Inevitably, unforeseen and urgent situations will at times demand our attention – a call from the school nurse, a sick parent or a disruption in care arrangements for children – and sometimes work commitments have to be put on hold.
Under s57A of the Employment Rights Act 1996, employees have a statutory right to a reasonable amount of unpaid time off work to take action which is necessary in order deal with matters relating to dependants, such as:
- assisting a dependant who is ill, has given birth, is injured or has been assaulted
- to arrange care for an ill or injured dependant
- following the death of a dependant
- care arrangements for a dependant being disrupted or ending, or
- to deal with an incident at a dependant child’s school.
A “dependant’” means an employee’s:
- spouse, civil partner or unmarried partner
- any person living in the same household as the employee (but who is not a tenant, lodger or boarder), or
- any other person who reasonably relies upon the employee – for example, where the employee is the primary carer for that person.
In Royal Bank of Scotland plc v Harrison, the Employment Appeal Tribunal (EAT) concluded that there was no requirement for an employee’s problem to be “sudden” or “urgent” in order to meet the “necessary” threshold.
In Qua v John Ford Morrison Solicitors, the EAT held that when determining what constitutes a “reasonable” amount of time, the Employment Tribunal (ET) should consider the specific circumstances of the employee and ignore any disruption or detriment to the employer.
However, the intention of the legislation is to allow employees to deal with unforeseen problems – re-occurring problems, such as a dependant child relapsing due to a known medical condition, are unlikely to fall within the statutory right under s57A.
What is expected of an employee?
In order to qualify for dependant leave, an employee must tell their employer:
- the reason for their absence as soon as reasonably practicable, and
- how long they expect to be absent (s57A(2)).
It is important that the employee notifies their employer as soon as reasonably possible, particularly given that it is often a feature of an individual’s employment contract that they report absences without unreasonable delay.
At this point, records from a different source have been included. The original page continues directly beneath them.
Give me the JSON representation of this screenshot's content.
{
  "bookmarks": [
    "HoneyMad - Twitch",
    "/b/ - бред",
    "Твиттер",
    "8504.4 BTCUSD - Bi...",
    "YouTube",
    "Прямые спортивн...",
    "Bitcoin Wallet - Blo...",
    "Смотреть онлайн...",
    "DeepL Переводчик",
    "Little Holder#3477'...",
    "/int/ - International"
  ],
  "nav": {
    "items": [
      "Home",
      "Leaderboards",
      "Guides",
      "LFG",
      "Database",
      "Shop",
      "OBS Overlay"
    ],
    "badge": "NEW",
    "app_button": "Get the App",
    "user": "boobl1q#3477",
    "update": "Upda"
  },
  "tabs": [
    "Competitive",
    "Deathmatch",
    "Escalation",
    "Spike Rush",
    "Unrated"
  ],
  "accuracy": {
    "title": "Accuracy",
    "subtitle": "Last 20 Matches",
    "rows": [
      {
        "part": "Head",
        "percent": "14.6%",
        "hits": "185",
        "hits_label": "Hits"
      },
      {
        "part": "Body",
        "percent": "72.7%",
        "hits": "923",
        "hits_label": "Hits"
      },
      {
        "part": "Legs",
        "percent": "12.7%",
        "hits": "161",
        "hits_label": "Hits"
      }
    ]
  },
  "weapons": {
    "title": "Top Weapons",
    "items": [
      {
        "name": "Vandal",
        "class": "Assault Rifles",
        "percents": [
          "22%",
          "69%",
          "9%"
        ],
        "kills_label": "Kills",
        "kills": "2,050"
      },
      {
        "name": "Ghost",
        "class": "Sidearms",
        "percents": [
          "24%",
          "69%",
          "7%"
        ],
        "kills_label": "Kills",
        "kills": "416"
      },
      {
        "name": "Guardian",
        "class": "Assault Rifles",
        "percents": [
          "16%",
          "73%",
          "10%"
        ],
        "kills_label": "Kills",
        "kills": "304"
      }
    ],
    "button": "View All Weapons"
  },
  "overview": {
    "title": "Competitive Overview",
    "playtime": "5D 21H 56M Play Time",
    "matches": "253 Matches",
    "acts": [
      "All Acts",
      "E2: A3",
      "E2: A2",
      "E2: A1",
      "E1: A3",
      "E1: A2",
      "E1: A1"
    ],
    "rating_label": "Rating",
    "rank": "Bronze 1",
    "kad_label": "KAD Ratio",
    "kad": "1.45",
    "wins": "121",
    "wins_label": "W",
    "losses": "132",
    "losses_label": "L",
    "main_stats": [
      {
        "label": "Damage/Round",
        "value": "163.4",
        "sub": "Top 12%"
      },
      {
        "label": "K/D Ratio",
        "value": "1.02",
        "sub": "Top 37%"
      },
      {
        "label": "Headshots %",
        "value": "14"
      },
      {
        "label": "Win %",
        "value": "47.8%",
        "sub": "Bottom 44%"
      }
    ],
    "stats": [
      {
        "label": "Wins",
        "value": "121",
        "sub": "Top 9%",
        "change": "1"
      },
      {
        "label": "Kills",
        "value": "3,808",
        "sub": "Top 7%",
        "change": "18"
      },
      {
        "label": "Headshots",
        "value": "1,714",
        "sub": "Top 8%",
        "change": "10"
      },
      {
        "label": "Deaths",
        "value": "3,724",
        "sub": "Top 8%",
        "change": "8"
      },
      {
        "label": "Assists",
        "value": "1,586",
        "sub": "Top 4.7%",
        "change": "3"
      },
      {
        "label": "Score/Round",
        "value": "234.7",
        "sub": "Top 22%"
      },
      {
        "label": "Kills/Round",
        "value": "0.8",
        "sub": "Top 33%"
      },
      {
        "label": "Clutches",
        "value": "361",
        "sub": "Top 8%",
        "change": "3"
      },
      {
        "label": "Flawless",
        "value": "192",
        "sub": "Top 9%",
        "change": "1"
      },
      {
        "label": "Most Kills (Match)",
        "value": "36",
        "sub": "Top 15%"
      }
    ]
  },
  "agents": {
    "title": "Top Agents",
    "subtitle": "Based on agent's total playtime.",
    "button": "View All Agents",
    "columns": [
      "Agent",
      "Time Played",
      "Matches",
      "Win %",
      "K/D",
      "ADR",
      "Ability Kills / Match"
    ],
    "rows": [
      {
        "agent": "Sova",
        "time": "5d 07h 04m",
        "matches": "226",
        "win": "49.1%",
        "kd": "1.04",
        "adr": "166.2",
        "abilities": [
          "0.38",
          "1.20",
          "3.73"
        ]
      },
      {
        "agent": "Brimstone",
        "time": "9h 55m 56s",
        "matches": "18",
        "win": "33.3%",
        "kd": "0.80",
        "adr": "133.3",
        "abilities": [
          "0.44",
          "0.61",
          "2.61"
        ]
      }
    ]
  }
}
In Ellis v Racliffe Palfinger Limited, the EAT decided that an employee had not been unfairly dismissed for exercising his right to take dependant leave, because he had not informed his employer ‘’as soon as reasonably practicable”.
What protections does the employee have?
Employees who take or seek to take dependant care leave in accordance with the statutory right have similar rights to protection from detrimental treatment as women who take or seek to take maternity leave.
If an employee is dismissed because of a reason connected to the fact that they took or sought to take dependant care leave in accordance with their statutory right, then this will be regarded as an automatically unfair dismissal. This also applies where there is a redundancy situation and an employee is selected for redundancy because they exercised their dependency leave rights.
If an employee believes they have been unlawfully denied dependant care leave or subjected to a detriment for taking such leave, the time limit for making a complaint to the ET is three months from the date of refusal or the date of the detriment. If the employee’s claim succeeds, then the ET may make a declaration and/or make an award of compensation, the amount of which will be what the ET considers to be just and equitable, having consideration to the employer’s behaviour and any loss sustained by the employee.
As businesses and workers deal with COVID-19, it’s likely that employers will be faced with requests from employees wanting time off to deal with issues relating to their dependants. It’s important therefore that both employees and employers are aware of their respective rights and obligations when these situations arise.